Auburn finished 2009 at 8-5, a decent record considering the conference schedule they confronted. It’s true that the War Eagle whoopers were basically buried in the SEC West standings at 3-5, but they did pull off an impressive win with a 38-35 overtime Outback Bowl finish over Northwestern.
There you have it. WVU missed a pretty good chance to impress the pollsters and the computers.
In that game, West Virginia could have easily avoided the errant shovel passes (like not even attempted them) in the fourth quarter, thereby not giving away the lead. Tough luck. An out of conference victory over a solid Southeastern Conference team would have been the signature road win Bill Stewart so craves and needs.
The remainder of the out of conference schedule didn't afford West Virginia the opportunity to shine. Conference USA champion East Carolina at 9-5 looked sharp at times, but they are East Carolina and it is C-USA. The other bowl team was 6-6 Marshall, yet another C-USA member with a very minor Little Caesar's Bowl win over Ohio. After those, anemic Colorado and FCS Liberty didn't make the situation look any better.
It's time to revisit "that's what the people want." Let's first look at 2010 and talk about what the people are going to get: Coastal Carolina (FCS), Marshall (7-6 in 2009), Maryland (2-10), LSU (9-4), and Nevada -Las Vegas (5-7).
The road trip to Baton Rouge is an exception because it's another opportunity to finish off a respected major conference team in its own backyard. I think it's going to happen.
As for the others...are you kidding me?
What can the Mountaineers possibly gain from a dubious 2010 out of conference schedule? They'd better beat Maryland. And what's a win over Coastal Carolina going to get them? UNLV? Talk about sucking on a towel.
But, you know, if I'm right about the Marshall upset, and it is feasible, West Virginia would have to win the Big East to merely gain a modicum of respectability.
The irony is painful: that's barely holding on to respectability with a 10-2 record!
There are ways to improve the situation:
a) Repeat after me: Hail, Mary, full of grace...
b) Drop the FCS game completely, paying the guarantee without apologies, and make the game a home-and-home with a mid-pack team or better from another BCS conference. West Virginia would then in 2011 have on its out of conference schedule three teams from BCS conferences: LSU, Maryland, and another.
c) Keep Marshall on the schedule with the previous deal, a two and one with the winner of two games getting the fourth game at home.
d) Talk East Carolina into Marshall's deal.
That's Marshall and East Carolina from Conference USA taking the place of an FCS school and a UNLV-type. LSU, Maryland, and a cooperative team from a BCS conference will comprise the strength of the schedule. Juggle it around to provide the necessary seven home games, and you have five teams that have West Virginia absorbing the weak Big East slate.
Weak Big East slate? That's correct. We’re not in 2006 anymore.

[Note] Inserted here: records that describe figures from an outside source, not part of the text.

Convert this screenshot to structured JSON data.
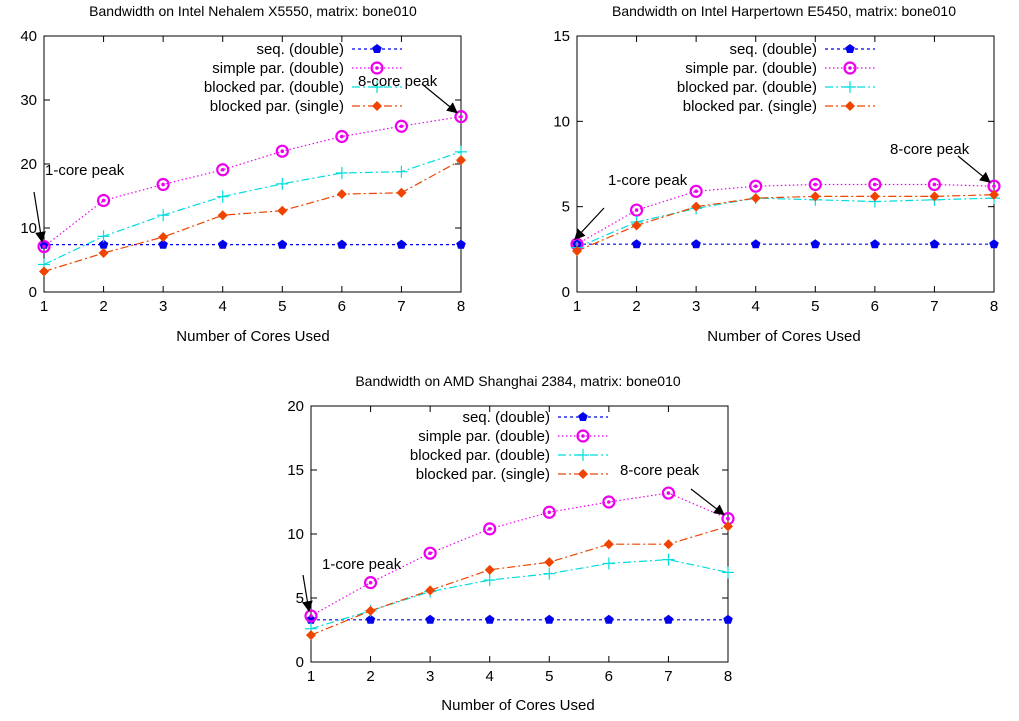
{
  "figure": {
    "xlabel": "Number of Cores Used",
    "series_names": [
      "seq. (double)",
      "simple par. (double)",
      "blocked par. (double)",
      "blocked par. (single)"
    ],
    "series_colors": [
      "#0000ee",
      "#ee00ee",
      "#00dddd",
      "#ee4400"
    ],
    "annotation_1core": "1-core peak",
    "annotation_8core": "8-core peak"
  },
  "chart_data": [
    {
      "type": "line",
      "title": "Bandwidth on Intel Nehalem X5550, matrix: bone010",
      "xlabel": "Number of Cores Used",
      "ylabel": "",
      "x": [
        1,
        2,
        3,
        4,
        5,
        6,
        7,
        8
      ],
      "xlim": [
        1,
        8
      ],
      "ylim": [
        0,
        40
      ],
      "yticks": [
        0,
        10,
        20,
        30,
        40
      ],
      "legend": "top-left",
      "series": [
        {
          "name": "seq. (double)",
          "values": [
            7.4,
            7.4,
            7.4,
            7.4,
            7.4,
            7.4,
            7.4,
            7.4
          ]
        },
        {
          "name": "simple par. (double)",
          "values": [
            7.1,
            14.3,
            16.8,
            19.1,
            22.0,
            24.3,
            25.9,
            27.4
          ]
        },
        {
          "name": "blocked par. (double)",
          "values": [
            4.3,
            8.7,
            12.0,
            14.9,
            16.9,
            18.6,
            18.8,
            21.9
          ]
        },
        {
          "name": "blocked par. (single)",
          "values": [
            3.2,
            6.1,
            8.6,
            12.0,
            12.7,
            15.3,
            15.5,
            20.6
          ]
        }
      ],
      "annotations": [
        {
          "text": "1-core peak",
          "x": 1,
          "y": 7.1
        },
        {
          "text": "8-core peak",
          "x": 8,
          "y": 27.4
        }
      ]
    },
    {
      "type": "line",
      "title": "Bandwidth on Intel Harpertown E5450, matrix: bone010",
      "xlabel": "Number of Cores Used",
      "ylabel": "",
      "x": [
        1,
        2,
        3,
        4,
        5,
        6,
        7,
        8
      ],
      "xlim": [
        1,
        8
      ],
      "ylim": [
        0,
        15
      ],
      "yticks": [
        0,
        5,
        10,
        15
      ],
      "legend": "top-left",
      "series": [
        {
          "name": "seq. (double)",
          "values": [
            2.8,
            2.8,
            2.8,
            2.8,
            2.8,
            2.8,
            2.8,
            2.8
          ]
        },
        {
          "name": "simple par. (double)",
          "values": [
            2.8,
            4.8,
            5.9,
            6.2,
            6.3,
            6.3,
            6.3,
            6.2
          ]
        },
        {
          "name": "blocked par. (double)",
          "values": [
            2.6,
            4.1,
            4.9,
            5.5,
            5.4,
            5.3,
            5.4,
            5.5
          ]
        },
        {
          "name": "blocked par. (single)",
          "values": [
            2.4,
            3.9,
            5.0,
            5.5,
            5.6,
            5.6,
            5.6,
            5.7
          ]
        }
      ],
      "annotations": [
        {
          "text": "1-core peak",
          "x": 1,
          "y": 2.8
        },
        {
          "text": "8-core peak",
          "x": 8,
          "y": 6.2
        }
      ]
    },
    {
      "type": "line",
      "title": "Bandwidth on AMD Shanghai 2384, matrix: bone010",
      "xlabel": "Number of Cores Used",
      "ylabel": "",
      "x": [
        1,
        2,
        3,
        4,
        5,
        6,
        7,
        8
      ],
      "xlim": [
        1,
        8
      ],
      "ylim": [
        0,
        20
      ],
      "yticks": [
        0,
        5,
        10,
        15,
        20
      ],
      "legend": "top-left",
      "series": [
        {
          "name": "seq. (double)",
          "values": [
            3.3,
            3.3,
            3.3,
            3.3,
            3.3,
            3.3,
            3.3,
            3.3
          ]
        },
        {
          "name": "simple par. (double)",
          "values": [
            3.6,
            6.2,
            8.5,
            10.4,
            11.7,
            12.5,
            13.2,
            11.2
          ]
        },
        {
          "name": "blocked par. (double)",
          "values": [
            2.6,
            4.0,
            5.5,
            6.4,
            6.9,
            7.7,
            8.0,
            7.0
          ]
        },
        {
          "name": "blocked par. (single)",
          "values": [
            2.1,
            4.0,
            5.6,
            7.2,
            7.8,
            9.2,
            9.2,
            10.6
          ]
        }
      ],
      "annotations": [
        {
          "text": "1-core peak",
          "x": 1,
          "y": 3.6
        },
        {
          "text": "8-core peak",
          "x": 8,
          "y": 11.2
        }
      ]
    }
  ]
}
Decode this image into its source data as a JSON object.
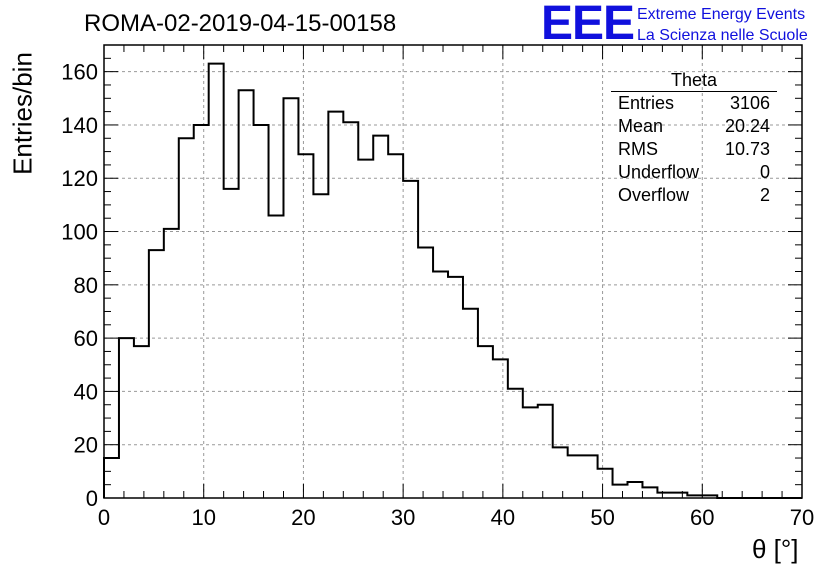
{
  "title": "ROMA-02-2019-04-15-00158",
  "logo": {
    "mark": "EEE",
    "line1": "Extreme Energy Events",
    "line2": "La Scienza nelle Scuole"
  },
  "stats": {
    "title": "Theta",
    "rows": [
      {
        "label": "Entries",
        "value": "3106"
      },
      {
        "label": "Mean",
        "value": "20.24"
      },
      {
        "label": "RMS",
        "value": "10.73"
      },
      {
        "label": "Underflow",
        "value": "0"
      },
      {
        "label": "Overflow",
        "value": "2"
      }
    ]
  },
  "chart_data": {
    "type": "bar",
    "style": "step-histogram",
    "title": "ROMA-02-2019-04-15-00158",
    "xlabel": "θ [°]",
    "ylabel": "Entries/bin",
    "xlim": [
      0,
      70
    ],
    "ylim": [
      0,
      170
    ],
    "grid": true,
    "bin_width": 1.5,
    "x_start": 0,
    "values": [
      15,
      60,
      57,
      93,
      101,
      135,
      140,
      163,
      116,
      153,
      140,
      106,
      150,
      129,
      114,
      145,
      141,
      127,
      136,
      129,
      119,
      94,
      85,
      83,
      71,
      57,
      52,
      41,
      34,
      35,
      19,
      16,
      16,
      11,
      5,
      6,
      4,
      2,
      2,
      1,
      1,
      0,
      0,
      0,
      0,
      0,
      0
    ],
    "x_ticks": [
      0,
      10,
      20,
      30,
      40,
      50,
      60,
      70
    ],
    "y_ticks": [
      0,
      20,
      40,
      60,
      80,
      100,
      120,
      140,
      160
    ],
    "line_color": "#000000",
    "grid_color": "#999999"
  }
}
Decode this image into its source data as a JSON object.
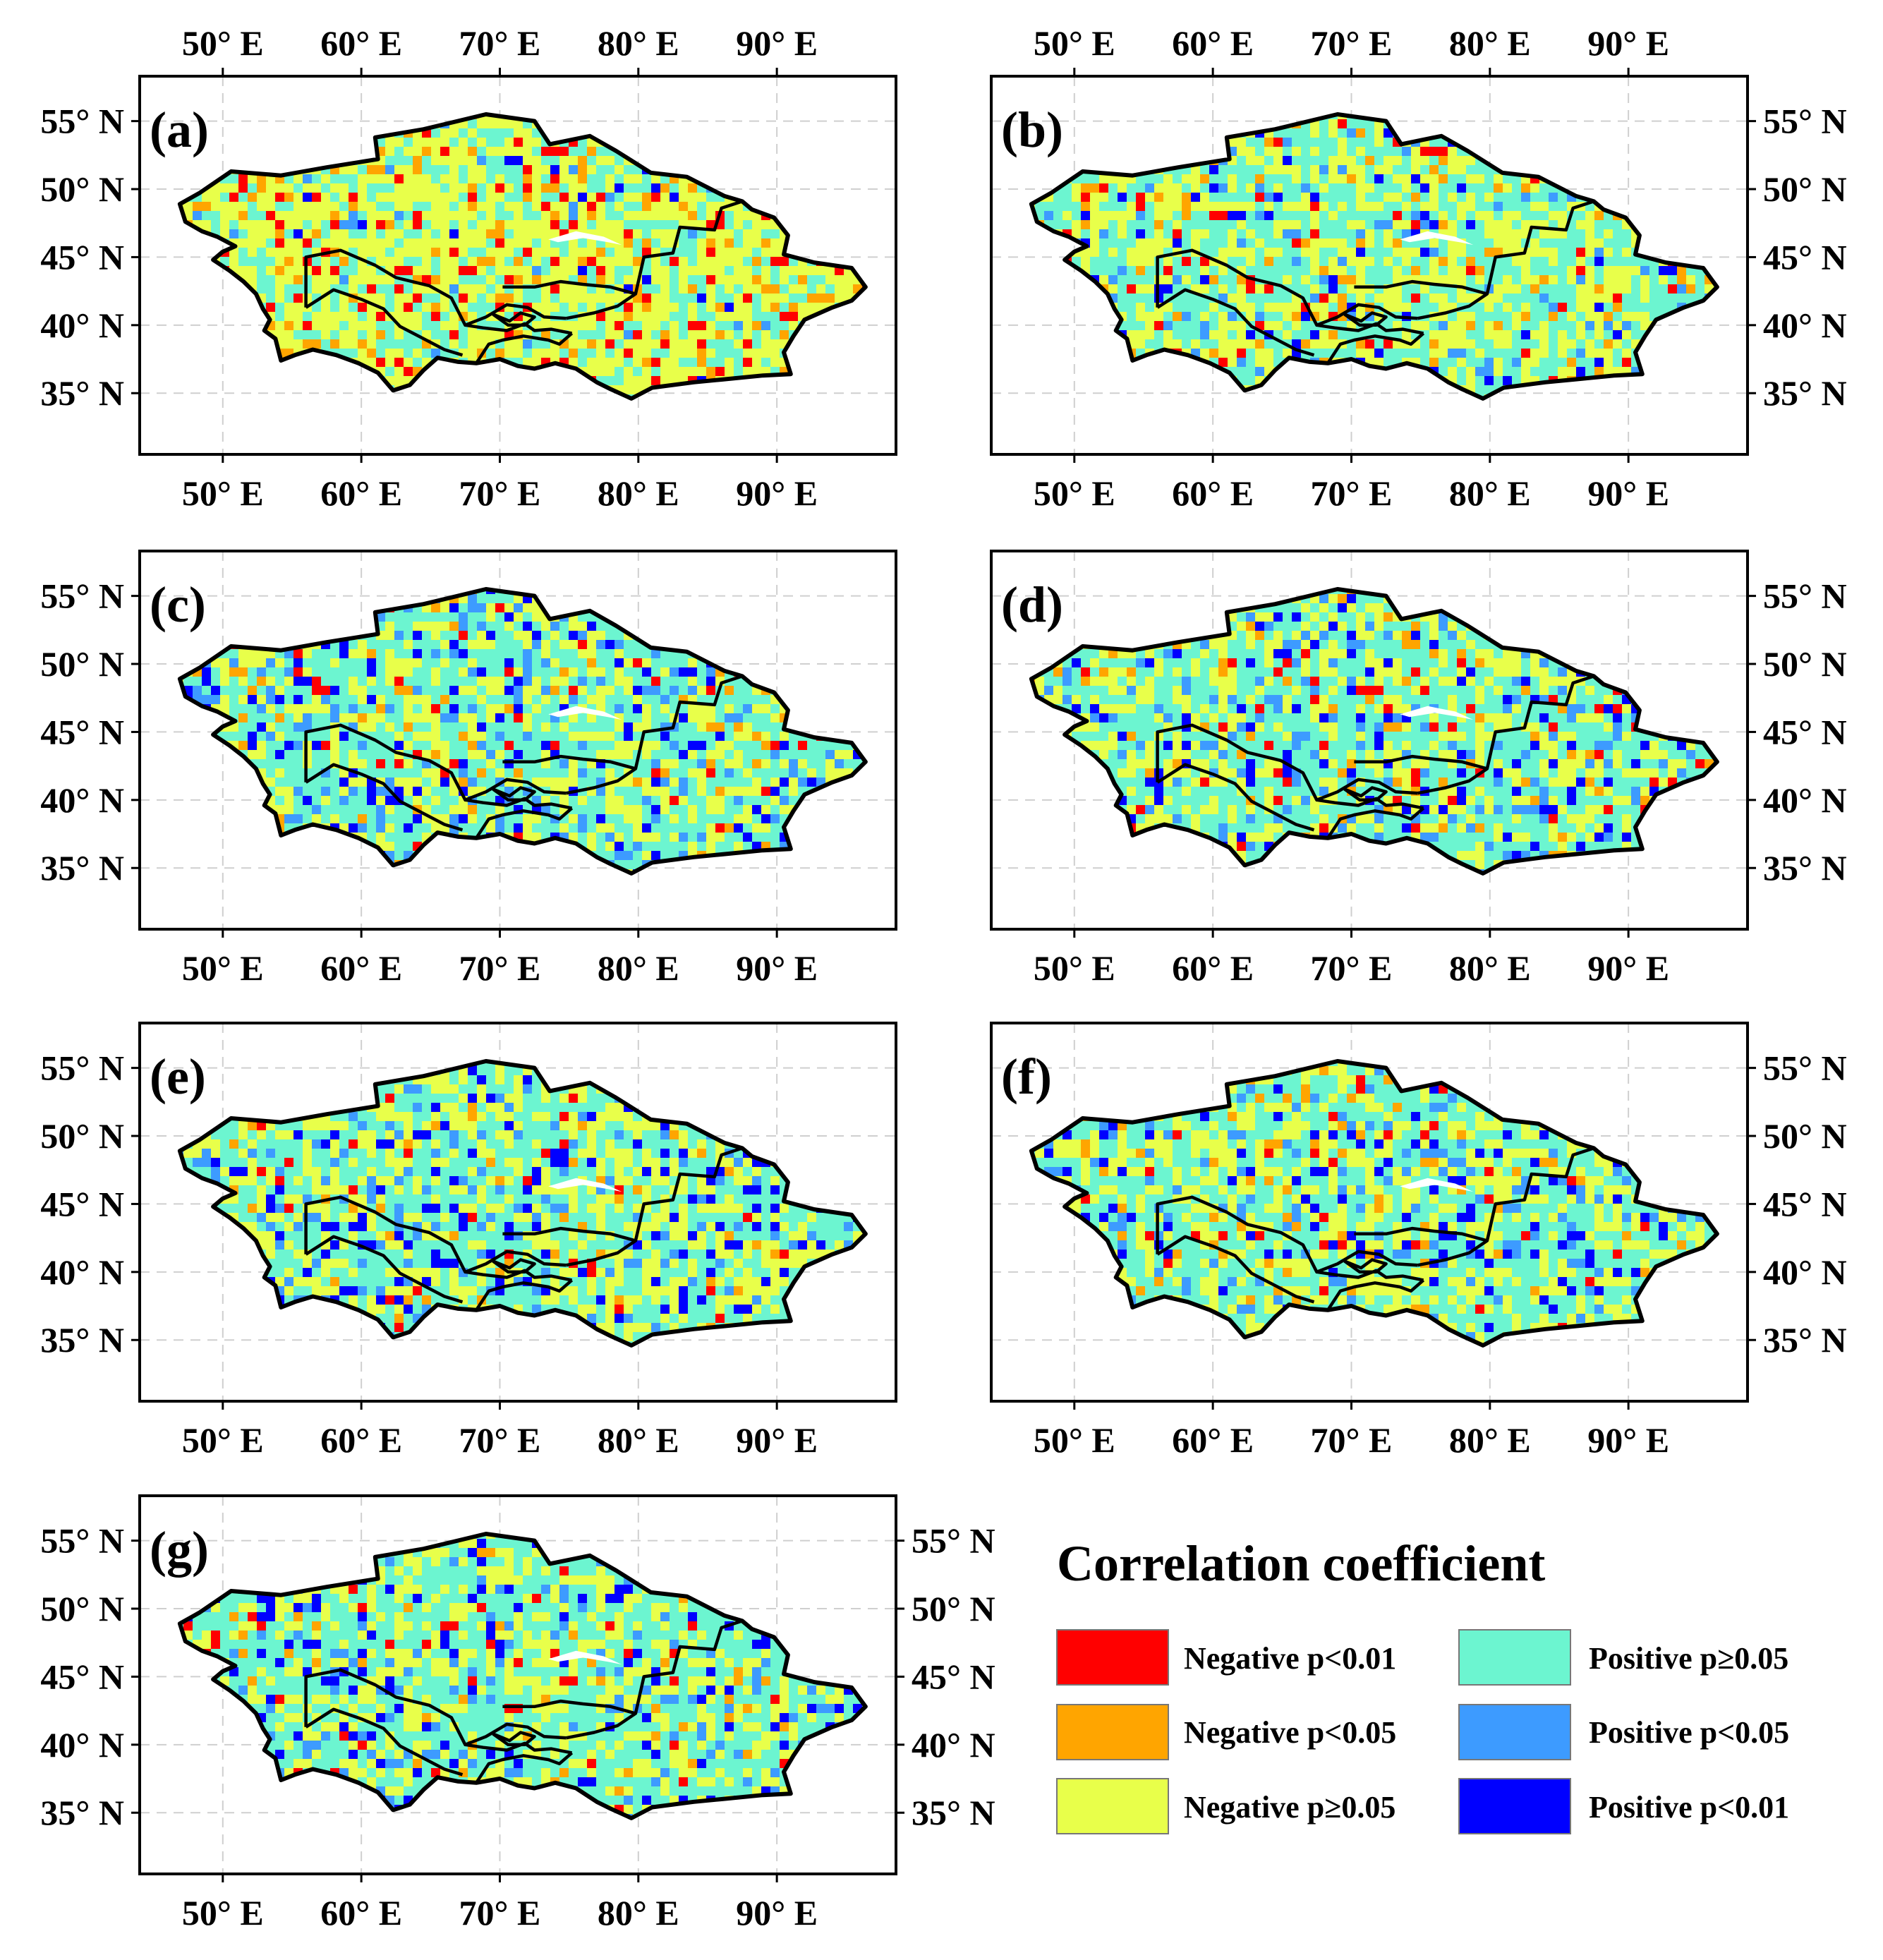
{
  "figure": {
    "legend": {
      "title": "Correlation coefficient",
      "items": [
        {
          "label": "Negative p<0.01",
          "color": "#ff0000"
        },
        {
          "label": "Negative p<0.05",
          "color": "#ffa500"
        },
        {
          "label": "Negative p≥0.05",
          "color": "#e8ff4a"
        },
        {
          "label": "Positive p≥0.05",
          "color": "#6cf5d0"
        },
        {
          "label": "Positive p<0.05",
          "color": "#3d9bff"
        },
        {
          "label": "Positive p<0.01",
          "color": "#0000ff"
        }
      ]
    },
    "lon_ticks": [
      "50° E",
      "60° E",
      "70° E",
      "80° E",
      "90° E"
    ],
    "lat_ticks": [
      "55° N",
      "50° N",
      "45° N",
      "40° N",
      "35° N"
    ],
    "panels": [
      {
        "label": "(a)",
        "mix": {
          "red": 0.07,
          "orange": 0.08,
          "yellow": 0.52,
          "cyan": 0.3,
          "lightblue": 0.02,
          "blue": 0.01
        }
      },
      {
        "label": "(b)",
        "mix": {
          "red": 0.03,
          "orange": 0.04,
          "yellow": 0.38,
          "cyan": 0.45,
          "lightblue": 0.06,
          "blue": 0.04
        }
      },
      {
        "label": "(c)",
        "mix": {
          "red": 0.02,
          "orange": 0.03,
          "yellow": 0.3,
          "cyan": 0.47,
          "lightblue": 0.1,
          "blue": 0.08
        }
      },
      {
        "label": "(d)",
        "mix": {
          "red": 0.03,
          "orange": 0.04,
          "yellow": 0.3,
          "cyan": 0.46,
          "lightblue": 0.1,
          "blue": 0.07
        }
      },
      {
        "label": "(e)",
        "mix": {
          "red": 0.02,
          "orange": 0.03,
          "yellow": 0.35,
          "cyan": 0.45,
          "lightblue": 0.08,
          "blue": 0.07
        }
      },
      {
        "label": "(f)",
        "mix": {
          "red": 0.03,
          "orange": 0.04,
          "yellow": 0.33,
          "cyan": 0.46,
          "lightblue": 0.08,
          "blue": 0.06
        }
      },
      {
        "label": "(g)",
        "mix": {
          "red": 0.03,
          "orange": 0.03,
          "yellow": 0.3,
          "cyan": 0.5,
          "lightblue": 0.08,
          "blue": 0.06
        }
      }
    ]
  }
}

As a writer, I look at the past athletic departments and I see money, but it’s a pursuit of money that sacrifices competition.
As an "interested party," I always use the 2007 season as the goal, the season during which West Virginia was one winnable game from playing for the BCS Championship. All fans want to be there again. That’s what the people want, not another autumn of meaningless wins.
There is hope. I recall when the recently named AD Oliver Luck was the quarterback. In 1978, Luck's first assignment as a freshman was against the very capable “throwin’ and mowin’” California Golden Bears. He nearly led the Mountaineers to victory.
During the 1978-1981 seasons, Penn State and Pittsburgh were year in, year out almost invincible. Still, the athletic department scheduled competitive games with Oklahoma, North Carolina State, Kentucky, Arizona State, Maryland, Virginia Tech, and Virginia.
I'm not calling those seasons ideal, but they were definitely better than wasting time with Coastal Carolina and UNLV.
Hopefully, Oliver Luck will remember his glory years and structure a slate with teams that all fans will be proud to defeat.